From Sea to Shining Sea



From Sea to Shining Sea by James Alexander Thom

As we prepare to begin our own Voyage of Discovery to the Western Ocean in 4 1/2 weeks finishing this read more than wets my appetite to see and experience what is just over the next hill, and around the bend in that forest road.  This is book two in the unintended series on the John and Ann Clark family of the late eighteenth and early nineteenth centuries.

Long Knife, James Thom's first period novel (reviewed earlier here) told the tale of George Rogers Clark, the military mind and pioneer spirit which won for America all of the 'Old Northwest' (Ohio-Illinois-Indiana and above) during the American Revolution.  From Sea to Shining Sea surrounds the tale of George with all of his nine brothers and sisters from the birth of brother Billy (William) to the Christmas 1805 family reunion in Louisville, Ky at William's return from his amazing trek to the Pacific with Meriwether Lewis.

For sheer adventure these novels work quite well, but as history they complete their task.  No wonder both became national best sellers.

Researched exhaustively by the author, Thom even spent a day up to his waste in freezing Wabash River water to understand the sacrifice of George's small army in it's attack upon the British fort at Vincennes.  He traveled the entire Lewis and Clark Trail to be able to better describe that famous east to west journey.

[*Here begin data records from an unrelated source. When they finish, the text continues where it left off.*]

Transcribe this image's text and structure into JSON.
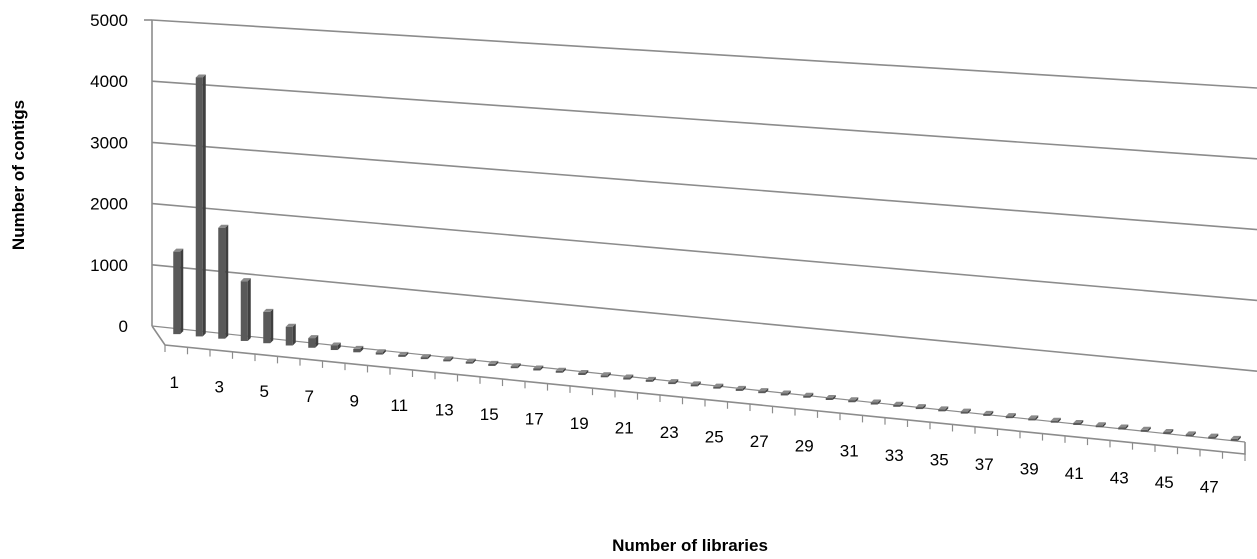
{
  "chart_data": {
    "type": "bar",
    "style": "3d-perspective",
    "title": "",
    "xlabel": "Number of libraries",
    "ylabel": "Number of contigs",
    "ylim": [
      0,
      5000
    ],
    "yticks": [
      "0",
      "1000",
      "2000",
      "3000",
      "4000",
      "5000"
    ],
    "xtick_labels": [
      "1",
      "3",
      "5",
      "7",
      "9",
      "11",
      "13",
      "15",
      "17",
      "19",
      "21",
      "23",
      "25",
      "27",
      "29",
      "31",
      "33",
      "35",
      "37",
      "39",
      "41",
      "43",
      "45",
      "47"
    ],
    "categories": [
      1,
      2,
      3,
      4,
      5,
      6,
      7,
      8,
      9,
      10,
      11,
      12,
      13,
      14,
      15,
      16,
      17,
      18,
      19,
      20,
      21,
      22,
      23,
      24,
      25,
      26,
      27,
      28,
      29,
      30,
      31,
      32,
      33,
      34,
      35,
      36,
      37,
      38,
      39,
      40,
      41,
      42,
      43,
      44,
      45,
      46,
      47,
      48
    ],
    "values": [
      1450,
      4550,
      1950,
      1050,
      550,
      330,
      170,
      80,
      60,
      40,
      30,
      20,
      15,
      12,
      10,
      8,
      6,
      5,
      5,
      4,
      3,
      3,
      2,
      2,
      2,
      2,
      1,
      1,
      1,
      1,
      1,
      1,
      1,
      1,
      1,
      1,
      1,
      1,
      1,
      1,
      1,
      1,
      1,
      1,
      1,
      1,
      1,
      1
    ],
    "grid": true,
    "legend": "none",
    "colors": {
      "bar": "#595959",
      "grid": "#8c8c8c",
      "axis": "#8c8c8c"
    }
  }
}
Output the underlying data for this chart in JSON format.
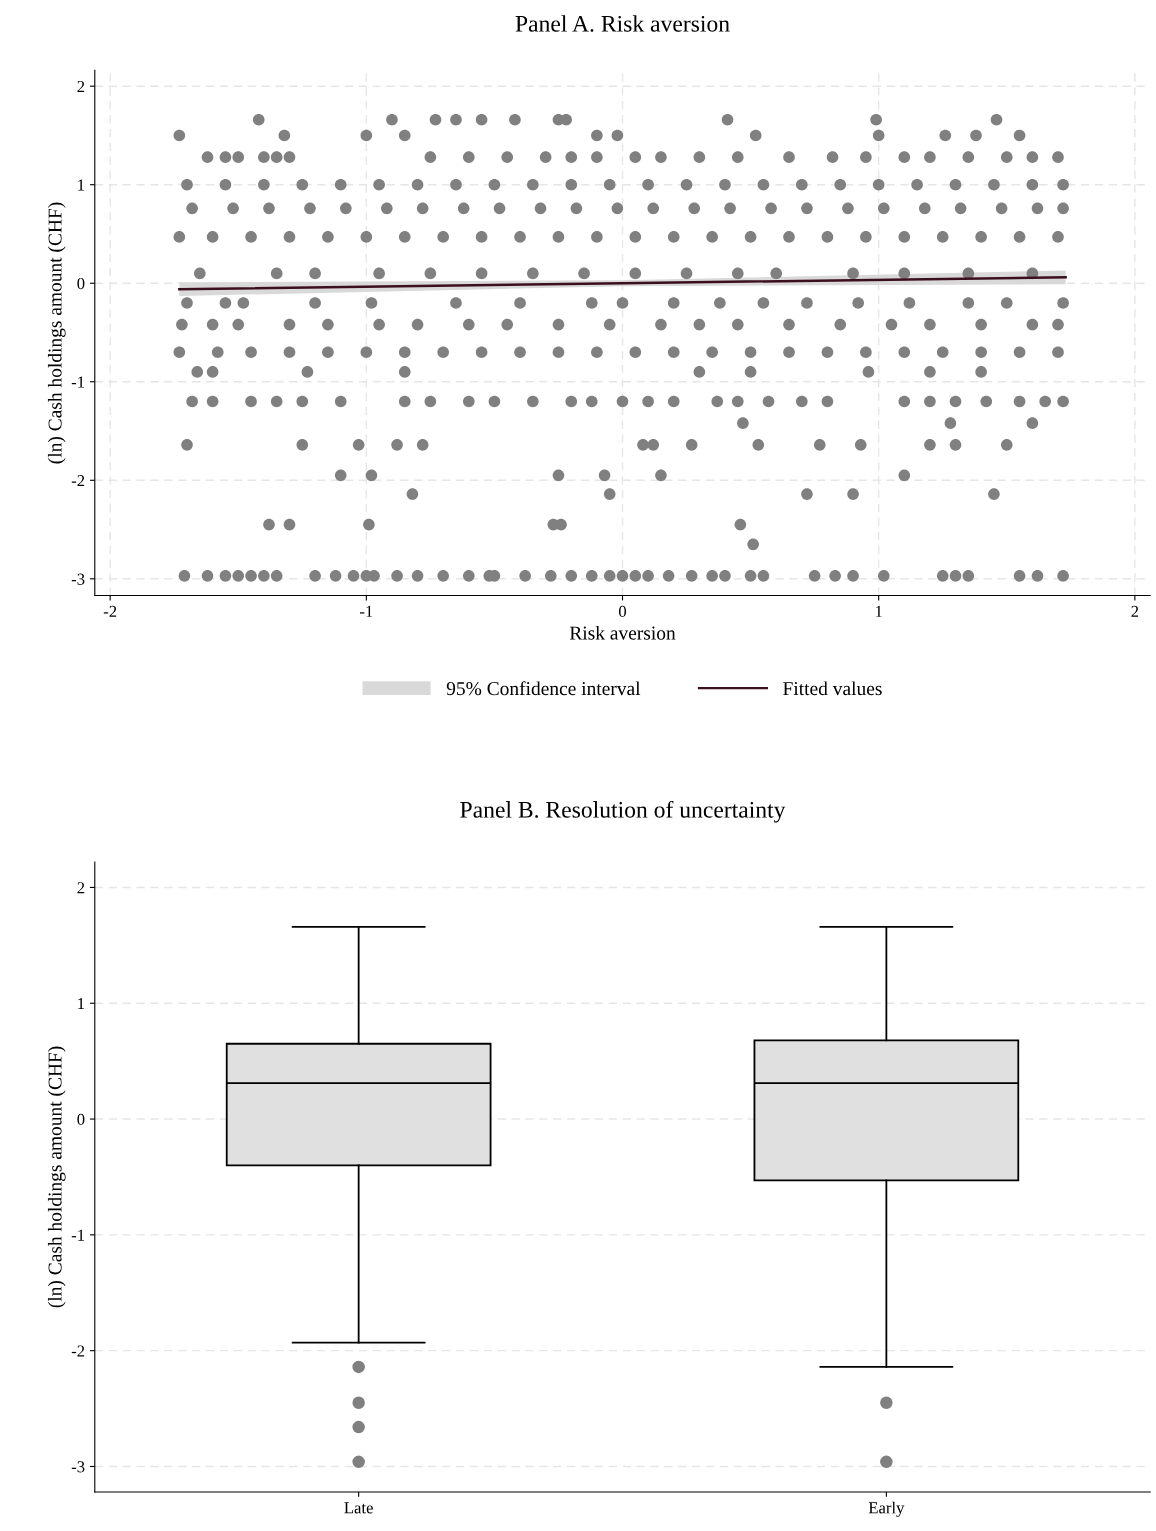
{
  "chart_data": [
    {
      "type": "scatter",
      "title": "Panel A. Risk aversion",
      "xlabel": "Risk aversion",
      "ylabel": "(ln) Cash holdings amount (CHF)",
      "xlim": [
        -2.06,
        2.06
      ],
      "ylim": [
        -3.17,
        2.16
      ],
      "xticks": [
        -2,
        -1,
        0,
        1,
        2
      ],
      "yticks": [
        -3,
        -2,
        -1,
        0,
        1,
        2
      ],
      "grid": true,
      "legend": "bottom",
      "marker": "circle",
      "annotations": [
        "95% Confidence interval"
      ],
      "series": [
        {
          "type": "scatter",
          "color": "#808080",
          "x": [
            -1.42,
            -0.9,
            -0.73,
            -0.65,
            -0.55,
            -0.42,
            -0.25,
            -0.22,
            0.41,
            0.99,
            1.46
          ],
          "values": [
            1.66,
            1.66,
            1.66,
            1.66,
            1.66,
            1.66,
            1.66,
            1.66,
            1.66,
            1.66,
            1.66
          ]
        },
        {
          "type": "scatter",
          "color": "#808080",
          "x": [
            -1.73,
            -1.32,
            -1.0,
            -0.85,
            -0.1,
            -0.02,
            0.52,
            1.0,
            1.26,
            1.38,
            1.55
          ],
          "values": [
            1.5,
            1.5,
            1.5,
            1.5,
            1.5,
            1.5,
            1.5,
            1.5,
            1.5,
            1.5,
            1.5
          ]
        },
        {
          "type": "scatter",
          "color": "#808080",
          "x": [
            -1.62,
            -1.55,
            -1.5,
            -1.4,
            -1.35,
            -1.3,
            -0.75,
            -0.6,
            -0.45,
            -0.3,
            -0.2,
            -0.1,
            0.05,
            0.15,
            0.3,
            0.45,
            0.65,
            0.82,
            0.95,
            1.1,
            1.2,
            1.35,
            1.5,
            1.6,
            1.7
          ],
          "values": [
            1.28,
            1.28,
            1.28,
            1.28,
            1.28,
            1.28,
            1.28,
            1.28,
            1.28,
            1.28,
            1.28,
            1.28,
            1.28,
            1.28,
            1.28,
            1.28,
            1.28,
            1.28,
            1.28,
            1.28,
            1.28,
            1.28,
            1.28,
            1.28,
            1.28
          ]
        },
        {
          "type": "scatter",
          "color": "#808080",
          "x": [
            -1.7,
            -1.55,
            -1.4,
            -1.25,
            -1.1,
            -0.95,
            -0.8,
            -0.65,
            -0.5,
            -0.35,
            -0.2,
            -0.05,
            0.1,
            0.25,
            0.4,
            0.55,
            0.7,
            0.85,
            1.0,
            1.15,
            1.3,
            1.45,
            1.6,
            1.72
          ],
          "values": [
            1.0,
            1.0,
            1.0,
            1.0,
            1.0,
            1.0,
            1.0,
            1.0,
            1.0,
            1.0,
            1.0,
            1.0,
            1.0,
            1.0,
            1.0,
            1.0,
            1.0,
            1.0,
            1.0,
            1.0,
            1.0,
            1.0,
            1.0,
            1.0
          ]
        },
        {
          "type": "scatter",
          "color": "#808080",
          "x": [
            -1.68,
            -1.52,
            -1.38,
            -1.22,
            -1.08,
            -0.92,
            -0.78,
            -0.62,
            -0.48,
            -0.32,
            -0.18,
            -0.02,
            0.12,
            0.28,
            0.42,
            0.58,
            0.72,
            0.88,
            1.02,
            1.18,
            1.32,
            1.48,
            1.62,
            1.72
          ],
          "values": [
            0.76,
            0.76,
            0.76,
            0.76,
            0.76,
            0.76,
            0.76,
            0.76,
            0.76,
            0.76,
            0.76,
            0.76,
            0.76,
            0.76,
            0.76,
            0.76,
            0.76,
            0.76,
            0.76,
            0.76,
            0.76,
            0.76,
            0.76,
            0.76
          ]
        },
        {
          "type": "scatter",
          "color": "#808080",
          "x": [
            -1.73,
            -1.6,
            -1.45,
            -1.3,
            -1.15,
            -1.0,
            -0.85,
            -0.7,
            -0.55,
            -0.4,
            -0.25,
            -0.1,
            0.05,
            0.2,
            0.35,
            0.5,
            0.65,
            0.8,
            0.95,
            1.1,
            1.25,
            1.4,
            1.55,
            1.7
          ],
          "values": [
            0.47,
            0.47,
            0.47,
            0.47,
            0.47,
            0.47,
            0.47,
            0.47,
            0.47,
            0.47,
            0.47,
            0.47,
            0.47,
            0.47,
            0.47,
            0.47,
            0.47,
            0.47,
            0.47,
            0.47,
            0.47,
            0.47,
            0.47,
            0.47
          ]
        },
        {
          "type": "scatter",
          "color": "#808080",
          "x": [
            -1.65,
            -1.35,
            -1.2,
            -0.95,
            -0.75,
            -0.55,
            -0.35,
            -0.15,
            0.05,
            0.25,
            0.45,
            0.6,
            0.9,
            1.1,
            1.35,
            1.6
          ],
          "values": [
            0.1,
            0.1,
            0.1,
            0.1,
            0.1,
            0.1,
            0.1,
            0.1,
            0.1,
            0.1,
            0.1,
            0.1,
            0.1,
            0.1,
            0.1,
            0.1
          ]
        },
        {
          "type": "scatter",
          "color": "#808080",
          "x": [
            -1.7,
            -1.55,
            -1.48,
            -1.2,
            -0.98,
            -0.65,
            -0.4,
            -0.12,
            0.0,
            0.2,
            0.38,
            0.55,
            0.72,
            0.92,
            1.12,
            1.35,
            1.5,
            1.72
          ],
          "values": [
            -0.2,
            -0.2,
            -0.2,
            -0.2,
            -0.2,
            -0.2,
            -0.2,
            -0.2,
            -0.2,
            -0.2,
            -0.2,
            -0.2,
            -0.2,
            -0.2,
            -0.2,
            -0.2,
            -0.2,
            -0.2
          ]
        },
        {
          "type": "scatter",
          "color": "#808080",
          "x": [
            -1.72,
            -1.6,
            -1.5,
            -1.3,
            -1.15,
            -0.95,
            -0.8,
            -0.6,
            -0.45,
            -0.25,
            -0.05,
            0.15,
            0.3,
            0.45,
            0.65,
            0.85,
            1.05,
            1.2,
            1.4,
            1.6,
            1.7
          ],
          "values": [
            -0.42,
            -0.42,
            -0.42,
            -0.42,
            -0.42,
            -0.42,
            -0.42,
            -0.42,
            -0.42,
            -0.42,
            -0.42,
            -0.42,
            -0.42,
            -0.42,
            -0.42,
            -0.42,
            -0.42,
            -0.42,
            -0.42,
            -0.42,
            -0.42
          ]
        },
        {
          "type": "scatter",
          "color": "#808080",
          "x": [
            -1.73,
            -1.58,
            -1.45,
            -1.3,
            -1.15,
            -1.0,
            -0.85,
            -0.7,
            -0.55,
            -0.4,
            -0.25,
            -0.1,
            0.05,
            0.2,
            0.35,
            0.5,
            0.65,
            0.8,
            0.95,
            1.1,
            1.25,
            1.4,
            1.55,
            1.7
          ],
          "values": [
            -0.7,
            -0.7,
            -0.7,
            -0.7,
            -0.7,
            -0.7,
            -0.7,
            -0.7,
            -0.7,
            -0.7,
            -0.7,
            -0.7,
            -0.7,
            -0.7,
            -0.7,
            -0.7,
            -0.7,
            -0.7,
            -0.7,
            -0.7,
            -0.7,
            -0.7,
            -0.7,
            -0.7
          ]
        },
        {
          "type": "scatter",
          "color": "#808080",
          "x": [
            -1.66,
            -1.6,
            -1.23,
            -0.85,
            0.3,
            0.5,
            0.96,
            1.2,
            1.4
          ],
          "values": [
            -0.9,
            -0.9,
            -0.9,
            -0.9,
            -0.9,
            -0.9,
            -0.9,
            -0.9,
            -0.9
          ]
        },
        {
          "type": "scatter",
          "color": "#808080",
          "x": [
            -1.68,
            -1.6,
            -1.45,
            -1.35,
            -1.25,
            -1.1,
            -0.85,
            -0.75,
            -0.6,
            -0.5,
            -0.35,
            -0.2,
            -0.12,
            0.0,
            0.1,
            0.2,
            0.37,
            0.45,
            0.57,
            0.7,
            0.8,
            1.1,
            1.2,
            1.3,
            1.42,
            1.55,
            1.65,
            1.72
          ],
          "values": [
            -1.2,
            -1.2,
            -1.2,
            -1.2,
            -1.2,
            -1.2,
            -1.2,
            -1.2,
            -1.2,
            -1.2,
            -1.2,
            -1.2,
            -1.2,
            -1.2,
            -1.2,
            -1.2,
            -1.2,
            -1.2,
            -1.2,
            -1.2,
            -1.2,
            -1.2,
            -1.2,
            -1.2,
            -1.2,
            -1.2,
            -1.2,
            -1.2
          ]
        },
        {
          "type": "scatter",
          "color": "#808080",
          "x": [
            0.47,
            1.28,
            1.6
          ],
          "values": [
            -1.42,
            -1.42,
            -1.42
          ]
        },
        {
          "type": "scatter",
          "color": "#808080",
          "x": [
            -1.7,
            -1.25,
            -1.03,
            -0.88,
            -0.78,
            0.08,
            0.12,
            0.27,
            0.53,
            0.77,
            0.93,
            1.2,
            1.3,
            1.5
          ],
          "values": [
            -1.64,
            -1.64,
            -1.64,
            -1.64,
            -1.64,
            -1.64,
            -1.64,
            -1.64,
            -1.64,
            -1.64,
            -1.64,
            -1.64,
            -1.64,
            -1.64
          ]
        },
        {
          "type": "scatter",
          "color": "#808080",
          "x": [
            -1.1,
            -0.98,
            -0.25,
            -0.07,
            0.15,
            1.1
          ],
          "values": [
            -1.95,
            -1.95,
            -1.95,
            -1.95,
            -1.95,
            -1.95
          ]
        },
        {
          "type": "scatter",
          "color": "#808080",
          "x": [
            -0.82,
            -0.05,
            0.72,
            0.9,
            1.45
          ],
          "values": [
            -2.14,
            -2.14,
            -2.14,
            -2.14,
            -2.14
          ]
        },
        {
          "type": "scatter",
          "color": "#808080",
          "x": [
            -1.38,
            -1.3,
            -0.99,
            -0.27,
            -0.24,
            0.46
          ],
          "values": [
            -2.45,
            -2.45,
            -2.45,
            -2.45,
            -2.45,
            -2.45
          ]
        },
        {
          "type": "scatter",
          "color": "#808080",
          "x": [
            0.51
          ],
          "values": [
            -2.65
          ]
        },
        {
          "type": "scatter",
          "color": "#808080",
          "x": [
            -1.71,
            -1.62,
            -1.55,
            -1.5,
            -1.45,
            -1.4,
            -1.35,
            -1.2,
            -1.12,
            -1.05,
            -1.0,
            -0.97,
            -0.88,
            -0.8,
            -0.7,
            -0.6,
            -0.52,
            -0.5,
            -0.38,
            -0.28,
            -0.2,
            -0.12,
            -0.05,
            0.0,
            0.05,
            0.1,
            0.18,
            0.27,
            0.35,
            0.4,
            0.5,
            0.55,
            0.75,
            0.83,
            0.9,
            1.02,
            1.25,
            1.3,
            1.35,
            1.55,
            1.62,
            1.72
          ],
          "values": [
            -2.97,
            -2.97,
            -2.97,
            -2.97,
            -2.97,
            -2.97,
            -2.97,
            -2.97,
            -2.97,
            -2.97,
            -2.97,
            -2.97,
            -2.97,
            -2.97,
            -2.97,
            -2.97,
            -2.97,
            -2.97,
            -2.97,
            -2.97,
            -2.97,
            -2.97,
            -2.97,
            -2.97,
            -2.97,
            -2.97,
            -2.97,
            -2.97,
            -2.97,
            -2.97,
            -2.97,
            -2.97,
            -2.97,
            -2.97,
            -2.97,
            -2.97,
            -2.97,
            -2.97,
            -2.97,
            -2.97,
            -2.97,
            -2.97
          ]
        },
        {
          "type": "line",
          "name": "Fitted values",
          "color": "#3c0f1e",
          "marker": "none",
          "x": [
            -1.73,
            0,
            1.73
          ],
          "values": [
            -0.06,
            0,
            0.06
          ],
          "lower": [
            -0.13,
            -0.03,
            -0.01
          ],
          "upper": [
            0.01,
            0.03,
            0.13
          ]
        }
      ]
    },
    {
      "type": "box",
      "title": "Panel B. Resolution of uncertainty",
      "ylabel": "(ln) Cash holdings amount (CHF)",
      "categories": [
        "Late",
        "Early"
      ],
      "ylim": [
        -3.22,
        2.22
      ],
      "yticks": [
        -3,
        -2,
        -1,
        0,
        1,
        2
      ],
      "grid": "y",
      "color": "#e0e0e0",
      "boxes": [
        {
          "low": -1.93,
          "q1": -0.4,
          "median": 0.31,
          "q3": 0.65,
          "high": 1.66,
          "outliers": [
            -2.14,
            -2.45,
            -2.66,
            -2.96
          ]
        },
        {
          "low": -2.14,
          "q1": -0.53,
          "median": 0.31,
          "q3": 0.68,
          "high": 1.66,
          "outliers": [
            -2.45,
            -2.96
          ]
        }
      ]
    }
  ]
}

And he read every document available on the Rogers and Clark families for the most accurate take on each family member.

Told very much from the perspective of their mother, Ann Rogers Clark, it is the personal contact through this writing that makes my desire so great to see and feel what remains at each place they lived, fought, parleyed and explored.

As Mr. Thom has mother Clark say from Heaven in the book's epilogue, "And here I end my family's story. I pray ye think on it, for there's no family ever did more to shape this land. And when you see a Clarksville, or Clarksburgh, or a Clark County or a Clark River or park or national forest anywhere across this land, as y'will, all across, from sea to shining sea, you'll know what Clarks they're speakin' of: my sons. Mine and John's, I should say."